The surge of airstrikes is part of a ramp-up of U.S. counterterrorism operations in Yemen, and it comes roughly a month after President Trump approved the botched ground raid on an al-Qaida compound in the Shabwa province that resulted in the death of Navy SEAL Ryan Owens and an estimated 30civilians, including nine children.
The extent of damage caused by January's costly raid is still coming to light, with the Intercept recently detailing the "horror" the raid inflicted on nearby civilians. And on Thursday, a top military official told the Senate Armed Services committee that he accepts "full responsibility" for the operation.
But, by and large, Trump and his military advisers appear unperturbed by the heavy criticism they've received in the wake of his administration's first military blunder.
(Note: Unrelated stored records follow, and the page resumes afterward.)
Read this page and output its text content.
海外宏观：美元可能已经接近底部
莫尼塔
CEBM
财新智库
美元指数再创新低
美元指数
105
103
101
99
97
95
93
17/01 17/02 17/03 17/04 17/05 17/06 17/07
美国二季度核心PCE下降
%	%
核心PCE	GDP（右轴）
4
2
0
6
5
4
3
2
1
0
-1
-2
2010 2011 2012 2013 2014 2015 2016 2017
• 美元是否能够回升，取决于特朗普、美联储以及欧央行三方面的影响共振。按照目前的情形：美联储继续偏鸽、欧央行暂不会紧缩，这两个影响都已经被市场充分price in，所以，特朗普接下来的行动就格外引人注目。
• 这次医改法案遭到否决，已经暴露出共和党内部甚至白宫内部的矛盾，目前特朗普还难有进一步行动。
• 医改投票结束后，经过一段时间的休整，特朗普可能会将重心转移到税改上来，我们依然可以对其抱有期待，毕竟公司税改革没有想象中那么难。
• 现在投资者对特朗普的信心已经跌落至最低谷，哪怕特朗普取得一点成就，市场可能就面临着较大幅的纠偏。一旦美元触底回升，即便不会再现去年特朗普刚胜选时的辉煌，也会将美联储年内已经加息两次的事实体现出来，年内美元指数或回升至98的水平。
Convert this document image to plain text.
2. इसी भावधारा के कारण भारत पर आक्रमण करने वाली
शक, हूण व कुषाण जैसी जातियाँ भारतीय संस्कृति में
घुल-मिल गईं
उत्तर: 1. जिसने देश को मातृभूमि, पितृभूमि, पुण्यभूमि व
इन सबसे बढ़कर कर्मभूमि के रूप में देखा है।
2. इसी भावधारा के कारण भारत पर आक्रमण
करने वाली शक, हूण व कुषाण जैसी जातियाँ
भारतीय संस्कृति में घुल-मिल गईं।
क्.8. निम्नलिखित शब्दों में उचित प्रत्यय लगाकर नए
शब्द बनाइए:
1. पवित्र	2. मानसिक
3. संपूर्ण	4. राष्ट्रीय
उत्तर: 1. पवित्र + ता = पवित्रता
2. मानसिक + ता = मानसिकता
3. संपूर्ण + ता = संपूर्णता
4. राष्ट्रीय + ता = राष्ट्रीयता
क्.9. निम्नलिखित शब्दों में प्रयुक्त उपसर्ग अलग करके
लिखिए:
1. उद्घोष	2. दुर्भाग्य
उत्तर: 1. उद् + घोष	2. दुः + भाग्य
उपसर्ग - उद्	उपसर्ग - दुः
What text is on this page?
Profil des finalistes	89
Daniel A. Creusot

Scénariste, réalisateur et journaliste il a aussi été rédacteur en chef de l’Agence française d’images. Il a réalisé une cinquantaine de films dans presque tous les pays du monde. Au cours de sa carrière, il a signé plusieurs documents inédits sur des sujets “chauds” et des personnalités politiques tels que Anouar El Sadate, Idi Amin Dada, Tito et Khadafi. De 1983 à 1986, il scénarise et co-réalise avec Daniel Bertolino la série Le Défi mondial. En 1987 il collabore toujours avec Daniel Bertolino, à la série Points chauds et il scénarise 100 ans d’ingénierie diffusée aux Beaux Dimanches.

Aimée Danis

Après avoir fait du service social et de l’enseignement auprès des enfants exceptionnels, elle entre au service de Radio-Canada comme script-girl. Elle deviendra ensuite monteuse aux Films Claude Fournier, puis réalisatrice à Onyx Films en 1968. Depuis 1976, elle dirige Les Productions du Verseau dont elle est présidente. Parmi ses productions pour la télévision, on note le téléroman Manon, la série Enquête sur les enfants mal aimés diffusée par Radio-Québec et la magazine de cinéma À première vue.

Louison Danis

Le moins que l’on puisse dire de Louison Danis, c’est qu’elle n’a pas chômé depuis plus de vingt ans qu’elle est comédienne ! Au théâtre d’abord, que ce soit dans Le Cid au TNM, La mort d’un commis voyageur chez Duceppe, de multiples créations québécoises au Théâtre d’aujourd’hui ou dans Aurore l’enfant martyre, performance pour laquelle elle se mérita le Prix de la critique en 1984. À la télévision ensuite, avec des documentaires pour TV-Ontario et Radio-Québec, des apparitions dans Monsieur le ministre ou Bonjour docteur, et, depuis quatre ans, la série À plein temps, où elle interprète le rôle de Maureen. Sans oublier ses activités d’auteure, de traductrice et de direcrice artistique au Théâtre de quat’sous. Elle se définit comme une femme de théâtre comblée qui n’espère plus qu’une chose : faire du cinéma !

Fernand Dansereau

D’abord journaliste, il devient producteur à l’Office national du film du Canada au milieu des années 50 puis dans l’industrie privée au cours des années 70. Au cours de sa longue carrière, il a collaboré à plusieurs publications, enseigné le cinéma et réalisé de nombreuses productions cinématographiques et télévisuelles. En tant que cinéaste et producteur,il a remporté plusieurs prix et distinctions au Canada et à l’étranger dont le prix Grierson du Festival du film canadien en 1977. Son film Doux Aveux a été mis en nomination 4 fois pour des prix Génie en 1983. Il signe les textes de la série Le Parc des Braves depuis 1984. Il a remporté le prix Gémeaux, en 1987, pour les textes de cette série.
Trump has repeatedly characterized the raid as a success, saying it "generated large amounts of vital intelligence that will lead to many more victories in the future against our enemies." And Gen. Joseph Votel, the head of U.S. Central Command, told Senators on Thursday that after a lengthy review of the raid, he had determined the military exhibited sound judgement and decision-making in moving forward with the mission, and that there was no need for further investigations.